Jesus! Wie oft hatten sie erlebt, dass Er etwas tat wie nie jemand zuvor: Mit einem Wort hatte Er Tote zum Leben gebracht, unzählige Kranke im Nu geheilt, war über stürmisches Wasser gegangen, als wäre es Boden unter Seinen Füßen, und letzte Nacht hatte Er Sich ohne zu wehren gefangen nehmen lassen. Den Männern, die bei Ihm waren, verbot Er zu streiten. Und so war Er abgeführt worden in den Hof des Hohenpriesters.

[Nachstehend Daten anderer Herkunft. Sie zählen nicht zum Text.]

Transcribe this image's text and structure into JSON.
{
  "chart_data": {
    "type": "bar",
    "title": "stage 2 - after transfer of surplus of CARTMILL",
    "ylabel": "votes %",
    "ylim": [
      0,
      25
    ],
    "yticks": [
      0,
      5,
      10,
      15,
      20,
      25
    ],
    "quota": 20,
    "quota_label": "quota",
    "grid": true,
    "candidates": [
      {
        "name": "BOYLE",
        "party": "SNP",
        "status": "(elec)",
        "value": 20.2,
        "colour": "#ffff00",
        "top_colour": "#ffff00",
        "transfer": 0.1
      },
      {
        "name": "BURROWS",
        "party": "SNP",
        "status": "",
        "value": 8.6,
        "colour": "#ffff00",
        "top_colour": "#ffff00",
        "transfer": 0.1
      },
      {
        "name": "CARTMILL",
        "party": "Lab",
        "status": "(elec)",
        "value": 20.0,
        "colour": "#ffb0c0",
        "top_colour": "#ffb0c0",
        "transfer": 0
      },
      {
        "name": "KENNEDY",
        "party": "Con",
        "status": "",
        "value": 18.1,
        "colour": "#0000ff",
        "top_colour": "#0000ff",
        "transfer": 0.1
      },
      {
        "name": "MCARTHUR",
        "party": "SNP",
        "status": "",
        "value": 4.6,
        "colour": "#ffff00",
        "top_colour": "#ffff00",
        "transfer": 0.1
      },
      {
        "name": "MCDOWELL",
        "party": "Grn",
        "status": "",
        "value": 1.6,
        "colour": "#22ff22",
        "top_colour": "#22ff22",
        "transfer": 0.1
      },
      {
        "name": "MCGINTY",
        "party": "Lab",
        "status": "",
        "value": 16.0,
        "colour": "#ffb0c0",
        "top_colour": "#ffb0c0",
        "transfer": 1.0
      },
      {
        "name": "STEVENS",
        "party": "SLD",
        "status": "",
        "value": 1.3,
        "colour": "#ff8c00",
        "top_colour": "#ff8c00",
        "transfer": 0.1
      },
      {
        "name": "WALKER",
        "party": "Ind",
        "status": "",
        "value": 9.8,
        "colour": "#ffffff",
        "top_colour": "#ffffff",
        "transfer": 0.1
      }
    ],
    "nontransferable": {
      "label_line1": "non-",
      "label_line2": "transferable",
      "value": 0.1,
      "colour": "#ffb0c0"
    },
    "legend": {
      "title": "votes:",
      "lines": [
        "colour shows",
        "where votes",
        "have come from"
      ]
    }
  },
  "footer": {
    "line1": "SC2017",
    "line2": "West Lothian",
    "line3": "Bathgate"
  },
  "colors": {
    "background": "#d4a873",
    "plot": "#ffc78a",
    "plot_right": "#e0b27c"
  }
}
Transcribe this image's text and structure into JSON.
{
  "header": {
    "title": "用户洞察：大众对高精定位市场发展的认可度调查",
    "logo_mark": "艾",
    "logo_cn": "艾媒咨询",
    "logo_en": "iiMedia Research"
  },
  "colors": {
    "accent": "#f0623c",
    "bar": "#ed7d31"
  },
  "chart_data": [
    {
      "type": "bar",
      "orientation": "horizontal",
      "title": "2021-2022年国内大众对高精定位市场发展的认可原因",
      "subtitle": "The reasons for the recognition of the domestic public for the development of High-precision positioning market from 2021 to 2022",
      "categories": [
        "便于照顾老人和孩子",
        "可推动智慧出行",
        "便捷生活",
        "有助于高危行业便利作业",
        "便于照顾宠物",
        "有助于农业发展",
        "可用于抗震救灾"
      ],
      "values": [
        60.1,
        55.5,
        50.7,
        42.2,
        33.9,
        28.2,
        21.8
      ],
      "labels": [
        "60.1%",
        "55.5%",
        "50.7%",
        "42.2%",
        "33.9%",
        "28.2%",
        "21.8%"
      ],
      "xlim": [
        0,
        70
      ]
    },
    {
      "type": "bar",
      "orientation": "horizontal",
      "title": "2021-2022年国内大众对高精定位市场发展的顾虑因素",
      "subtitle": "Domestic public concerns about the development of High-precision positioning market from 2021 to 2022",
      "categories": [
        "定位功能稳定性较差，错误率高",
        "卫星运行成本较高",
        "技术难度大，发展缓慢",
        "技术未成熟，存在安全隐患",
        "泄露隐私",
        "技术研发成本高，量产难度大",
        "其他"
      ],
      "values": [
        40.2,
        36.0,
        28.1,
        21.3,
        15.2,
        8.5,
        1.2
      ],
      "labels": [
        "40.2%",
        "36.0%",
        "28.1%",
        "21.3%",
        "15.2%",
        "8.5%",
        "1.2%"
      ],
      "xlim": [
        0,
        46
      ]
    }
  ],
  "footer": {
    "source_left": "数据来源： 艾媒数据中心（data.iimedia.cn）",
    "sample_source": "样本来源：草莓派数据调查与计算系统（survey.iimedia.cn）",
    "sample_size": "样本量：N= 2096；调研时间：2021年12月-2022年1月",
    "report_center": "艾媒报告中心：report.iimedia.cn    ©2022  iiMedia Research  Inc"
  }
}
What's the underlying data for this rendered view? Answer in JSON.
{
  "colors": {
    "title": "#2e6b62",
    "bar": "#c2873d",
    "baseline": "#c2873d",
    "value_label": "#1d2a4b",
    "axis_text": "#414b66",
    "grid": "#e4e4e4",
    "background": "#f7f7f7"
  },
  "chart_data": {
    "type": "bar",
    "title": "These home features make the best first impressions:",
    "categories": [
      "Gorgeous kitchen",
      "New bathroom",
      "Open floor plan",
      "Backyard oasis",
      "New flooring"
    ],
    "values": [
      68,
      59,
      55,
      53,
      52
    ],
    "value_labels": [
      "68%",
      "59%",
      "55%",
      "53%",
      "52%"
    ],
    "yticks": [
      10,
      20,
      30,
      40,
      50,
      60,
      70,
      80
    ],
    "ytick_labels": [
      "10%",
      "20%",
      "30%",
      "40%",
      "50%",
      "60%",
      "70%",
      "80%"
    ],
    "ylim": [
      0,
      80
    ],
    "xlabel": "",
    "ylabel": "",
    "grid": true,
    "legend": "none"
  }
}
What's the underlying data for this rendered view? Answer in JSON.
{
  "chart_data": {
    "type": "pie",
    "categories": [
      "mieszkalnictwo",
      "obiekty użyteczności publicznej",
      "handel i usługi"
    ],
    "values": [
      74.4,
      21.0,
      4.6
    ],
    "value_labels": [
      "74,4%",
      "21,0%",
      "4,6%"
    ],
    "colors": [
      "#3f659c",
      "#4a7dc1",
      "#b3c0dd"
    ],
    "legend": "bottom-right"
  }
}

Nun dachten sie, Er werde ein Exempel statuieren und wie immer unbeschadet hervorgehen, auch aus dieser Gefangenschaft, um allen zu zeigen, wer Er wirklich war. Vor ihren Augen ging Er sogar bis zum Äußersten: an ein römisches Hinrichtungskreuz! Keiner der Männer konnte Seinen Tod wirklich glauben! Er hatte etwas vor – was hatte Er ihnen gesagt in den letzen Tagen: „Eine kleine Weile, und ihr seht Mich nicht mehr, und wieder eine kleine Weile, und ihr werdet Mich sehen.” Einige der Männer fragten sich: Was bedeutet das? Sie hatten nachgefragt: „Wovon redest Du? Wir verstehen nicht, was Du meinst.” Er sagte, sie würden weinen und wehklagen, während die Welt sich freute; sie würden traurig sein, aber ihre Trauer würde zur Freude werden [Joh 16,16 – 20].
Jetzt waren sie voller Angst – wenn Er tatsächlich starb, hieß das nicht, dass GOtt Ihn nicht geschickt haben konnte, und dass auch Er nur Mensch war, wie Mose und alle anderen Propheten? Gottes Reich würde nicht mehr kommen, würde untergehen mit Ihm. Man müsste weiter warten auf den Retter Israels, der kommen würde, wie die Schrift voraussagte. Ach! Wenn Jesus nicht der Retter war, dann wollten auch sie nicht mehr leben. Sie wollten Ihm in den Tod folgen und GOtt einst fragen, warum Er sie nicht aus Eisen gemacht hatte, wenn dieser Mann Jesus sie nicht ins Reich Gottes hatte führen können. Es war doch schon zum Greifen nah – und nun war alles nichtig, alles umsonst.
Angesichts solcher Qual erinnerten sie sich nicht mehr an die Worte, mit denen Er sie vorbereiten wollte auf diese Stunde: ´Der Sohn des Menschen wird überliefert in der Menschen Hände, und sie werden Ihn töten; und nachdem Er getötet ist, wird Er nach drei Tagen auferstehen`. [Mk 9:31-32; Mk10 ,32-34; Luk 18,31-34]. Sie hatten das nicht verstanden, fürchteten sich aber Ihn zu fragen. An diesem Tag ergraute das Licht, der Mond schob sich zwischen Sonne und Erde, Finsternis kroch über die Welt – laut schrie Jesus auf, die Erde bebte, dass Gräber aufbrachen – im Tempel riss der dick gewebte Vorhang von oben nach unten entzwei – das Allerheiligste stand offen – Jesus – war tot.